SANTA FE, NM.- Across the floor, up the walls, the steel forms-bloated, bulging, curved-seem to be caught in the midst of their own creation. Ranging in size from massive (several feet across) to quite small (a hefty double-handful) these objects demand attention and invite close inspection.
Ditching the Cardigan provides viewers with an opportunity to get up close to the latest (many never-before-seen) works by Jeremy Thomas. These sculptures, made of mild forged steel inflated with pressurized air, are both constructed and, in some sense, grown. Thomas starts with inscribing basic forms (beginning with the circle, but more recently the forms include ellipses and polygons) onto plates of steel. The steel is cut to shape, and then the flat shapes are folded. Folded pieces of steel are then welded together. And here is where the process gets intriguing-Thomas then inflates these welded forms with air, giving life to the steel and volume to the forms. Having worked with this process for a decade, Thomas has a good idea how the steel in will react. However, there is an element of chance, as the air in interaction with the steel will fold and dimple in ways that cannot be absolutely predicted. Thomas might know a certain kind of fold will appear on one plane, but not precisely how or where along it will manifest.

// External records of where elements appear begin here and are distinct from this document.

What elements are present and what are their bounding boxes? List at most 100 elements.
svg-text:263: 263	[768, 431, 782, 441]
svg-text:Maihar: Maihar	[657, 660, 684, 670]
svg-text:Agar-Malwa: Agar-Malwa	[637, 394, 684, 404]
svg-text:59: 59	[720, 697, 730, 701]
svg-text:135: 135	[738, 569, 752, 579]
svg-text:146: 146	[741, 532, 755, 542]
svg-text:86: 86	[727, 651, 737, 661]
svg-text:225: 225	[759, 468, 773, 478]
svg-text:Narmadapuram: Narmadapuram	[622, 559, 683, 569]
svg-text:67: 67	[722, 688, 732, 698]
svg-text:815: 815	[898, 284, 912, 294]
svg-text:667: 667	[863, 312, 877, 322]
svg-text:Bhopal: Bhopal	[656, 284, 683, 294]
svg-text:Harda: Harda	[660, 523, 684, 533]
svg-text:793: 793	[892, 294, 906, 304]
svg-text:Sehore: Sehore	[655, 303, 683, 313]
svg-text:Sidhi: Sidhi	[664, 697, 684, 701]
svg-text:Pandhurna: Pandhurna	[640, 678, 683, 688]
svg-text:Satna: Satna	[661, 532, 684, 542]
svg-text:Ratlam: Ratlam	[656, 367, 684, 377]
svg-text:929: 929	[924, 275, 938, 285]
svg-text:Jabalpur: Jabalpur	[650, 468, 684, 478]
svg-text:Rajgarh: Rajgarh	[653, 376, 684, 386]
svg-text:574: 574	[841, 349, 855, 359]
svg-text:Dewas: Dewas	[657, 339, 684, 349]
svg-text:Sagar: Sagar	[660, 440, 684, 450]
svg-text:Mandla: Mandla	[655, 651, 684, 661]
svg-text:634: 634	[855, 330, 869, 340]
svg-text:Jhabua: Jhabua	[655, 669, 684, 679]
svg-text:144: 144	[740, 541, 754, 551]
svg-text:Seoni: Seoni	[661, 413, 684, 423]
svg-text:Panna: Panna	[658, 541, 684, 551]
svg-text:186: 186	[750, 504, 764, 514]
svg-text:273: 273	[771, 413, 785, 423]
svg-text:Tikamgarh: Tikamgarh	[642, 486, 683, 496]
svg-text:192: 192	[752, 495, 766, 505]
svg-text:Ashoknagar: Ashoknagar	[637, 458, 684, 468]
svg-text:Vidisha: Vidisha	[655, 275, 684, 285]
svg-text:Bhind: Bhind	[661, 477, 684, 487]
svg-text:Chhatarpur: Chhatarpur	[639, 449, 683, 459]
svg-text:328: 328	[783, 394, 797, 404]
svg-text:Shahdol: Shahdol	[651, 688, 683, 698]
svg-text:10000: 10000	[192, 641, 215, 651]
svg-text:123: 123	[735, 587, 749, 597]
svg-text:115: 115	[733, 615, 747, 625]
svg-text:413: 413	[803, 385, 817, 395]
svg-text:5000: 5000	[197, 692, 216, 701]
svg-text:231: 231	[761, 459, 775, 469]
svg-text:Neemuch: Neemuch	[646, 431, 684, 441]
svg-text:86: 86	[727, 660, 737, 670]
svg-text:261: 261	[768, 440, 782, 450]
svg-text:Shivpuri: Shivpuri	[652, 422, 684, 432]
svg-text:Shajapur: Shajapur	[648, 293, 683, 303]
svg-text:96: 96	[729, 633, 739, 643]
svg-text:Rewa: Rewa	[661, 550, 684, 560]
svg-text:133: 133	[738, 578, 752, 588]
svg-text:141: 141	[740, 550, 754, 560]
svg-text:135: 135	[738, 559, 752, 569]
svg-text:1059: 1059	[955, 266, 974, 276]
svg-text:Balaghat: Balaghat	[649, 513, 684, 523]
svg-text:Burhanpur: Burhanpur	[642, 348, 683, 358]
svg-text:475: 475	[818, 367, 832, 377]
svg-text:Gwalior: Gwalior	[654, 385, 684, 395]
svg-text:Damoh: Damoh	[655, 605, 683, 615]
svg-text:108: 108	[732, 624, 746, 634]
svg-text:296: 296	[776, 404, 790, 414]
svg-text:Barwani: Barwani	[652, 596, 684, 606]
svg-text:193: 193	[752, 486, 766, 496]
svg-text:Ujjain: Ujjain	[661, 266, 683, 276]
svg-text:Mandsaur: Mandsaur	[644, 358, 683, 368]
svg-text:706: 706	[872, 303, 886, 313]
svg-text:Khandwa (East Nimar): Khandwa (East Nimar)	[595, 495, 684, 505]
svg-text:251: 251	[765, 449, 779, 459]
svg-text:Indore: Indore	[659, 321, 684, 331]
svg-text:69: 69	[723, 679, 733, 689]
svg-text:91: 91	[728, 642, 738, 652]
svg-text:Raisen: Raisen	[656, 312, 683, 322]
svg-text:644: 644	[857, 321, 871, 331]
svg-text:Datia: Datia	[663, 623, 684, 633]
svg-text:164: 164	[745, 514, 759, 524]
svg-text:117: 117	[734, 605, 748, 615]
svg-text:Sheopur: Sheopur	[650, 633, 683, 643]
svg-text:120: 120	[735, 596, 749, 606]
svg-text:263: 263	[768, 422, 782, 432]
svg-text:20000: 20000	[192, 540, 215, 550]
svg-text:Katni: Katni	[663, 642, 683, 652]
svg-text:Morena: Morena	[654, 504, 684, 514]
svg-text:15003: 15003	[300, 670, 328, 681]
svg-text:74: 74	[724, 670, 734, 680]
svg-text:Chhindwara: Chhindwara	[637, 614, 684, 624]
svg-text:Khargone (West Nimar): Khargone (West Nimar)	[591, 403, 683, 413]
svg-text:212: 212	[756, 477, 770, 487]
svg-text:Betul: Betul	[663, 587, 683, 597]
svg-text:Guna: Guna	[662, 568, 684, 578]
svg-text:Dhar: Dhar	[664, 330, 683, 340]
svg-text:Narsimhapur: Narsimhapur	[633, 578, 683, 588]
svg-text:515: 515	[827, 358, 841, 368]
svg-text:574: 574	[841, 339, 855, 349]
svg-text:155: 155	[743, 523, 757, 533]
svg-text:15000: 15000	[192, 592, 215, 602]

Like the forms themselves, Thomas' techniques and process have evolved over the years, but the shift has recently become a bit more radical. The title of the exhibition, Ditching the Cardigan (which came from reading an article about Fred Rodgers), is a reference to pushing against the boundaries of what is comfortable. Thomas' technique always involved placing his forms in the forge, heating them to upwards of 2000 degrees Fahrenheit, at which point the steel becomes pliable as clay, and then injecting air into them while glowing hot. The technique works well and he still uses it for the smaller pieces, however, Thomas discovered that the larger forms can be inflated cold. This seemingly illogical twist of physics means that Thomas is able to create much larger forms than ever before, while still being able to exploit the potential for elasticity in steel.
Perhaps the most dynamic changes in Thomas' work have been to the shape, surface, and color of the pieces. Color has always been an essential and somewhat trickster-ish aspect to the work-evoking dichotomies (masculine vs. feminine, organic vs. industrial, decorative vs. art). Originally, Thomas used powder-coated industrial colors specifically chosen from tractor and farm implement manufacturers. Inspired by memories of the abandoned farm equipment he grew up with in the mid-west, the pieces were coated with fetish-finish colors like John Deere Green or Massey Ferguson Red on all but one side, which was covered in a soft rust patina. Thomas later expanded his color vocabulary to include Low-rider and Muscle-car colors, but it was troubles with the powder-coating process which opened up opportunities for his palette.
Thomas used a nickel-plating process and metallic colors, and returned to hand painting (he started out as a painter in art school, so this seems appropriate). Most recently he has begun to use cosmetic colors, specifically nail polishes, to paint his sculptures, as well as to mix his own colors. This has in turn led him to include more rust patina on the pieces-so the balance turns from color to rust on many of the newer works. The new colors are super-saturated, glossy, glittery, and sometimes almost obscene. In these new works the contrast between paint and patina, between color and form is often at once shocking and profoundly intimate. For Thomas, these sculptures are, first and foremost, objects, and the minimalist aesthetic of art as object comes through in them. The return to a more painterly and intuitive use of color (twisting the notion of painting as object to applying painting to object) adds another layer of complexity to this equation.
The other radical shift has been in Thomas' solution to a problem he has contemplated for a while-how to display the inside of the sculptures while still maintaining the integrity of the piece. The solution was double-inflation. A form is inflated, cut in half, and then welded into another form inside out, and then that new whole is inflated. The finished double-inflated pieces allow the viewer to see both aspects of the inflation process simultaneously. The effect of the pieces is almost haunting, with an ephemeral quality brought to the fore.
Spend time with these objects. Bubblegum pink and "Datsun" green, the swollen purple of a bruise blossom on forms that suggest Neolithic goddesses, mutant insects, biomorphic machines, alien seedpods, or post-apocalyptic flowers. But whatever the connotations the viewer may bring, the work itself works on the viewer, eliciting a visceral reaction that transcends labeling. At its core, Ditching the Cardigan is a confrontation with the very fundamental and mysterious experience of the complexity and simplicity of objects.